L’islam contre la violence

Il explique que l’islam a précisé la manière avec laquelle un homme doit traiter son épouse, et le prophète Mohamad a insisté sur le fait de bien traiter les femmes. « Il a dit que les meilleurs musulmans sont ceux qui traitent bien leurs épouses. L’islam a accordé le droit au mari de battre sa femme en dernier recours et après plusieurs tentatives pour la remettre dans le droit chemin et ce dans les cas des femmes insoumises », dit Chaker, en ajoutant que dans ce cas, il ne faut pas que ça soient des coups au visage ou des coups violents, mais il faut utiliser un moyen symbolique pour montrer sa colère envers elle. « Et s’il ne respecte pas ces principes et la frappe violemment, elle a donc le droit de se défendre ».

Un avis qui déplaît à beaucoup d’hommes, qui même s’ils sont divisés sur le droit de l’homme de frapper sa femme ou pas, refusent l’idée qu’elle en arrive là. « Cette fatwa semble plutôt contre les femmes que contre les hommes. Cela ne fera qu’augmenter la tension et le sentiment de vengeance de la part des hommes qui pensent que les femmes sont de plus en plus fortes et ont beaucoup de droits différemment des hommes. Ce qui met de l’huile sur le feu dans une relation déjà très tendue », explique Hossam, fonctionnaire.
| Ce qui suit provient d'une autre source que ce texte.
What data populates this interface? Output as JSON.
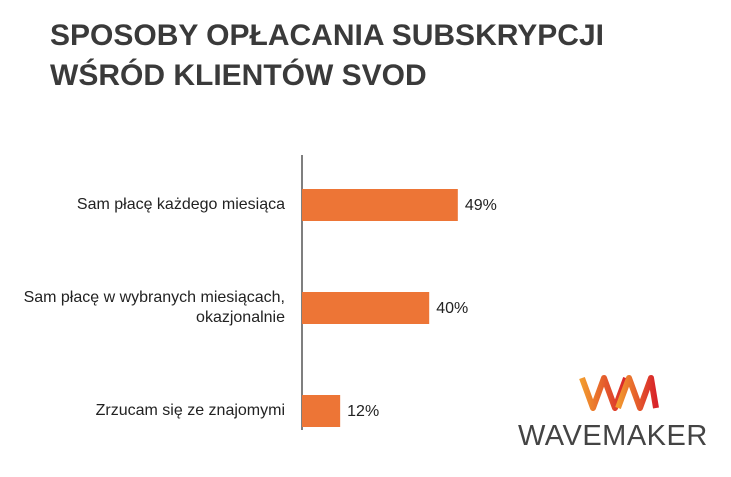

Le psychiatre Yéhia Al-Ahmadi abonde dans le même sens. Il précise que durant cette période où l’on vante les droits accordés à la femme, il accueille dans sa clinique un bon nombre de femmes opprimées. « Nous avons déjà un bon nombre de célibataires des deux sexes, si l’on dit à un jeune homme qui pense mille et une fois avant de se lancer dans le mariage, acceptez-vous que votre épouse en vienne aux mains, il ne se mariera jamais. D’un autre côté, une femme équilibrée préfère que son partenaire soit respectueux envers elle », dit-il, en ajoutant qu’il faut penser aux prochaines générations en annonçant de telles fatwas. « Sinon, que pouvons-nous attendre d’une génération qui vit dans une maison où la pratique de la violence est un moyen pour se faire entendre ? », conclut-il.